Es verging wieder eine kühle Nacht in der Joness auf die Toilette musste, aber in dieser Nacht konnte er nicht den Anblick der Galaxie geniessen. Unsere Schlafsäcke wurden wieder feucht, da wir diese während der Mittagspause trocknen ist es kein Problem. Für Joness war es am Morgen immer noch kalt, für mich hingegen angenehm kühl. Heute hatten wir ein kleines Jubiläum zu feiern, wir sind heute schon einen Monat unterwegs. Wir sind ein eingespieltes Team und am Morgen sind wir sehr schnell bereit um loszulegen, gegenüber den Anfängen. Unsere Körper haben sich komplett an das neue Leben gewöhnt, keiner von uns ist mehr müde am Morgen, im Gegenteil wir können es kaum erwarten, wenn es wieder losgeht.
Der Tag war sehr monoton. Bis nach Corrientes geht es weiter an der Strasse entlang und das noch für rund 200km. Ich habe mich für diese Route entschieden, da wir am Rio Paraná entlang laufen können und so immer Wasser in der Nähe haben. Eine Sonnenblume war ein Highlight des Morgens, da sonst nicht viel passierte. Die Lastwagenfahrer winken und hupen uns immer wieder zu. Joness spürte heute, dass die Hupe nicht immer ertönt um uns anzutreiben, manchmal auch weil jemand von uns auf der Strasse läuft. Uns geht es gut, bis jetzt wurde noch niemand Überfahren.
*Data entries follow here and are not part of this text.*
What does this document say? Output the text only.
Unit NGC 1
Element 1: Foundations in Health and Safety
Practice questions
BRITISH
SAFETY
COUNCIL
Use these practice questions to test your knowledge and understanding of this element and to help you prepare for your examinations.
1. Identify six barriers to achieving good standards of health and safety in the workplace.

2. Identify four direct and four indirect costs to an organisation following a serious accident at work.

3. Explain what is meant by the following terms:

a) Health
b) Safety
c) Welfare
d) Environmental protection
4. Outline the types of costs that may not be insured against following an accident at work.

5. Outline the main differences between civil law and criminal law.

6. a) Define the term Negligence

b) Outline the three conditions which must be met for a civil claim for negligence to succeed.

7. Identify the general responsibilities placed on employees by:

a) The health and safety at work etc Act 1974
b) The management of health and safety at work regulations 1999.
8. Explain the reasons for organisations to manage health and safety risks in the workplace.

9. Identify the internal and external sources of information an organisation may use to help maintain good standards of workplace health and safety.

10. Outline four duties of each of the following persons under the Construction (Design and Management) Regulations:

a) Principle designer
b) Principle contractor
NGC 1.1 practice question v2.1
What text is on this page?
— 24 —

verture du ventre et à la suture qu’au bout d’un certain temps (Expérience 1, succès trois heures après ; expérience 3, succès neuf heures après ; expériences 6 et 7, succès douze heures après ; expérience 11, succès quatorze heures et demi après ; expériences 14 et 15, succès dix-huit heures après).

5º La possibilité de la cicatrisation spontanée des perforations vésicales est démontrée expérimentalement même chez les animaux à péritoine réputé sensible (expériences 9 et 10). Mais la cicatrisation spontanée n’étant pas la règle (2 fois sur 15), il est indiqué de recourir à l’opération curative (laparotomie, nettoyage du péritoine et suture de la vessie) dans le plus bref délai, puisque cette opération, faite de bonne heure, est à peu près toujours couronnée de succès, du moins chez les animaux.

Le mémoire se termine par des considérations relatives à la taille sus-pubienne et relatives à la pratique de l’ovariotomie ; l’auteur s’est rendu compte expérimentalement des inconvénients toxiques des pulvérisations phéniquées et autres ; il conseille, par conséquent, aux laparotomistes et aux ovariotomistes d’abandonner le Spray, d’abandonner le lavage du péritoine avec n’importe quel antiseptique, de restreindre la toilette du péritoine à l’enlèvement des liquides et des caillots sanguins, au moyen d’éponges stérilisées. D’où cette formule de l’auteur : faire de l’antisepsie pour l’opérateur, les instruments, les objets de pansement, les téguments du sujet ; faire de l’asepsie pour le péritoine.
In Villa Olivari kamen wir nach 18km an und konnten wieder einkaufen, unser Wasser reichte gerade so bis ins Dorf. Vor dem Geschäft trank jeder von uns zwei bis drei Liter, um die Wassertanks im Körper wieder zu füllen. Zwischen Villa Olivari und Ita-ibate ist eine der grössten Distanzen von unserer Tour. Zwischen den beiden Dörfern liegen 50km. Da wir heute heute schon 18km gelaufen sind, war der Plan noch weitere 16km zu absolvieren und dann sind es Morgen auch nochmals 34km bis Ita-ibate. Wir kauften Proviant bis morgen Abend ein und jeder hatte nochmals 3Liter Wasser zusätzlich geladen. Wir hofften, dass wir noch an Wasserlöcher kommen, da wir bei 35Grad mit 3Liter Wasser nicht weit kommen. Schwer geladen liefen wir noch sieben Kilometer, bis es die verdiente Mittagspause gab. Wir fanden wieder einen Platz in einem Wald. Diesmal gab es keine Mücken, dafür Stechfliegen. Diese Tiere sind extrem nervig, da der Stich schmerzhaft ist und man danach eine juckende Beule kriegt. Um uns zu schützen, stellten wir unser Zelt auf und verbrachten die Siesta im Zelt. Den Rucksack liessen wir draussen und wir mussten uns immer zweimal überlegen ob wir wirklich etwas vom Rucksack brauchen. Deshalb wurde hauptsächlich im Zelt geschlafen und gegessen.
Der Plan für den Nachmittag war klar, mindestens noch neun Kilometer zurücklegen, dass es für Morgen nicht zu viel wird. Am Nachmittag schieben sich immer wieder ein paar Wolken vor die Sonne, was uns gelegen kam, da es sonst sehr heiss war. Joness überholte mich in der Hälfte und ich sah nur noch seinen Rücken und hörte seine «Gölä» Hits von hinten. Wenn Joness gut drauf ist, habe ich keine Chance mit ihm mitzuhalten, sowas habe ich noch nie erlebt.
Wir sahen eine Tafel für einen Campingplatz, aber was wir vorfanden hatte mit einen Campingplatz nicht viel zu tun. Es ist ein Platz neben der Hauptstrasse, wo die Lastwagenfahrer Pause machen können. Für uns reicht es auch, da es eine Wiese und eine Feuerstelle hat. Neben dem Platz sahen wir zwei Cowboys auf ihren Pferden, ich nahm unsere leeren Plastikflaschen und fragte die Cowboys ob sie mir diese auffüllen können. Für mich geht in Argentinien ein Kindheitstraum in Erfüllung, ich sehe Cowboys/Gauchos. Die zwei Herren waren sehr wortkarg, aber wir haben genügend Wasser bis morgen Vormittag. Die Abendroutine ist auch immer das gleiche mit Zelt aufstellen, kochen, abwaschen und Meditation.
Wir sind schon einen Monat am Laufen, wir haben das Gefühl, dass es gar noch nicht so lange ist, aber wenn wir an den Anfang zurück denken fühlt es sich wie mehr als einen Monat an.